After finding a topic (we haven't
              but it's more important to keep
                          the damn thing moving) next up
                   is the proper tone, which can't be
too solemn—that's been covered
                                    by folks like Thomas Hardy
                              who let's face it I'm not gonna top—
               but also not too clever, some middle
         ground, tattooed chemo-nurse
                or stepmom-at-a-rifle-range type 
                         of deal.
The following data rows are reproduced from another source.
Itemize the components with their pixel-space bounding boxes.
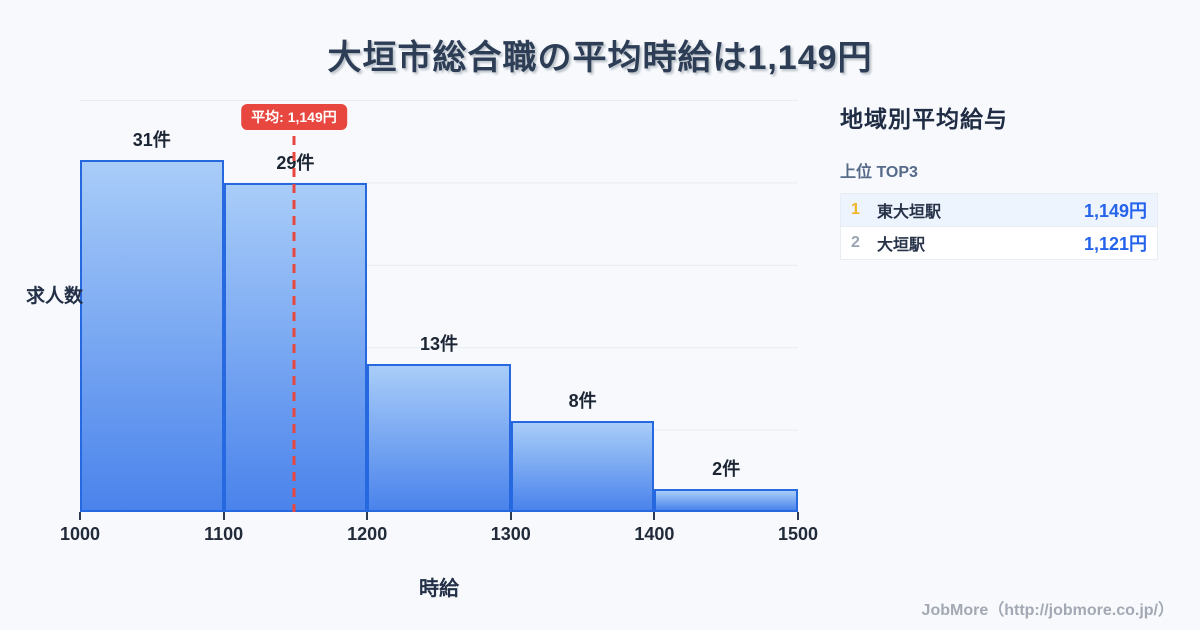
rank-number: 1 bbox=[851, 201, 860, 218]
histogram-bar bbox=[367, 364, 511, 512]
x-axis-tick bbox=[79, 512, 81, 520]
bar-count-label: 2件 bbox=[712, 459, 741, 480]
station-name: 大垣駅 bbox=[877, 237, 926, 254]
station-name: 東大垣駅 bbox=[877, 204, 942, 221]
ranking-panel-subtitle: 上位 TOP3 bbox=[840, 164, 918, 181]
footer-credit: JobMore（http://jobmore.co.jp/） bbox=[921, 602, 1174, 619]
x-axis-tick-label: 1300 bbox=[490, 524, 531, 544]
x-axis-label: 時給 bbox=[419, 578, 459, 600]
mean-line bbox=[292, 136, 296, 512]
ranking-panel-title: 地域別平均給与 bbox=[840, 106, 1008, 132]
histogram-bar bbox=[80, 160, 224, 512]
x-axis-tick bbox=[653, 512, 656, 520]
histogram-bar bbox=[510, 421, 655, 512]
bar-count-label: 8件 bbox=[568, 391, 597, 412]
x-axis-tick-label: 1500 bbox=[777, 524, 819, 544]
ranking-row: 2 大垣駅 1,121円 bbox=[841, 227, 1157, 259]
mean-label-badge: 平均: 1,149円 bbox=[241, 104, 347, 130]
bar-count-label: 31件 bbox=[132, 130, 171, 151]
ranking-row: 1 東大垣駅 1,149円 bbox=[841, 194, 1157, 227]
x-axis-tick bbox=[222, 512, 225, 520]
y-axis-label: 求人数 bbox=[26, 286, 84, 307]
ranking-panel: 地域別平均給与 上位 TOP3 1 東大垣駅 1,149円 2 大垣駅 1,121円 bbox=[840, 100, 1158, 260]
x-axis-tick-label: 1400 bbox=[634, 524, 675, 544]
ranking-list: 1 東大垣駅 1,149円 2 大垣駅 1,121円 bbox=[840, 193, 1158, 260]
x-axis-tick bbox=[797, 512, 799, 520]
wage-value: 1,149円 bbox=[1083, 201, 1147, 221]
bar-count-label: 13件 bbox=[419, 334, 459, 355]
x-axis-tick-label: 1200 bbox=[347, 524, 388, 544]
x-axis-tick-label: 1000 bbox=[59, 524, 101, 544]
page-title: 大垣市総合職の平均時給は1,149円 bbox=[327, 39, 873, 77]
x-axis-tick bbox=[509, 512, 512, 520]
wage-value: 1,121円 bbox=[1083, 234, 1147, 254]
x-axis-tick bbox=[366, 512, 369, 520]
x-axis-tick-label: 1100 bbox=[204, 524, 244, 544]
histogram-bar bbox=[654, 489, 798, 512]
rank-number: 2 bbox=[851, 234, 860, 251]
We don't for example
                                 want this poetry professor who's 
been at the lectern the past hour
                                    attempting to detonate himself
                 with hip locutions in
                      between gray mastodons of verbiage,
            proving he's down with Motown despite 
                     being so freakishly erudite.
                 In the midst of his many-sectioned opus
                                      on the history of the human condition,
                                  somewhere between Pol Pot
and the advent of the bikini,
                            I begin wishing he would instead
                        read us a poem about his embarrassing
                            throwing arm, on display at second base
                         in the poetry vs. prose softball game
at the M.F.A picnic. The fact
                                    that he's six-four made it all 
                               the more heartbreaking and I
            wondered, as the ball died
       in the dirt well short of first,
              as creative-nonfiction writers circled the bases, 
                      how he survived his childhood.
                               Was there a father or uncle on the scene
to stave off the catastrophe,
                                     hurling fastball and "Attaboy"s
                in the back yard while Mother
                            peeked through the kitchen blinds?
                Were schoolyard bullies happy 
                       to assist with his emasculation,
                                       or did he have kind friends, a cohort
                     of thoughtful children with international parents
who cared about politics and dance
                             and used star fruit in their cooking?
             Or was it poetry that led him
                        being able to move in the world,
                   marry, reproduce, and eventually take
the field, pound a mitt, and be
                                   naked among the people he loves?

—Douglas Goetsch
published in The New Yorker, April 16, 2012, pp 84-85

•    •    •    •    •    •    •    •    •    •    •    •    •    •    •    •    •    •    •    •    •    •    •    •    •    •    •    •    •    •

I wouldn't have noticed if it wasn't for Facebook, that today, May 30th, is the last day of National Poetry Month. I wouldn't have known it was National Poetry Month at all, since I don't pay much attention to those sorts of things. But one of my "friends"—who I think I met maybe once—posted a link to a reading of T.S. Elliot's "The Waste Land" and I remembered a poem I read aloud to my husband the other night, a longish poem I thought was very funny and poignant.

The poem is lovely, particularly for its last lines. Because they capture what it is to grow comfortable in one's own skin. I suppose this is the glory of middle age: to no longer be neurotically self-concerned, to find it in you to expose your weaknesses in full sunlight—perhaps not heedlessly, but at least with a sense of humor.

I cannot say I am there. I still have enough neurotic self-concern to fuel a small city. I strive, though. I can see it, that ease that says not when I am... but heck, as I am, now. Because being who I am is all I'll ever be. I'm not going to become, though some feat of exertion, someone more glamorous, chatty, fluttery or athletic. I am just me, and I can be naked, here, with those I love. Heck, even those I do not love. 


3 comments:

Manuela said...

YOu not only are talented visually but also with your words. I love the last paragraph, especially "Heck, even those I do not love."

Mark Janssen said...

Thank you for posting this poem. It says it well. As to your reflections "I suppose this is the glory of middle age...," I would suppose rather that it is a consolation of old age.

Julia said...

I like the poem a lot, and your reflection on it as well.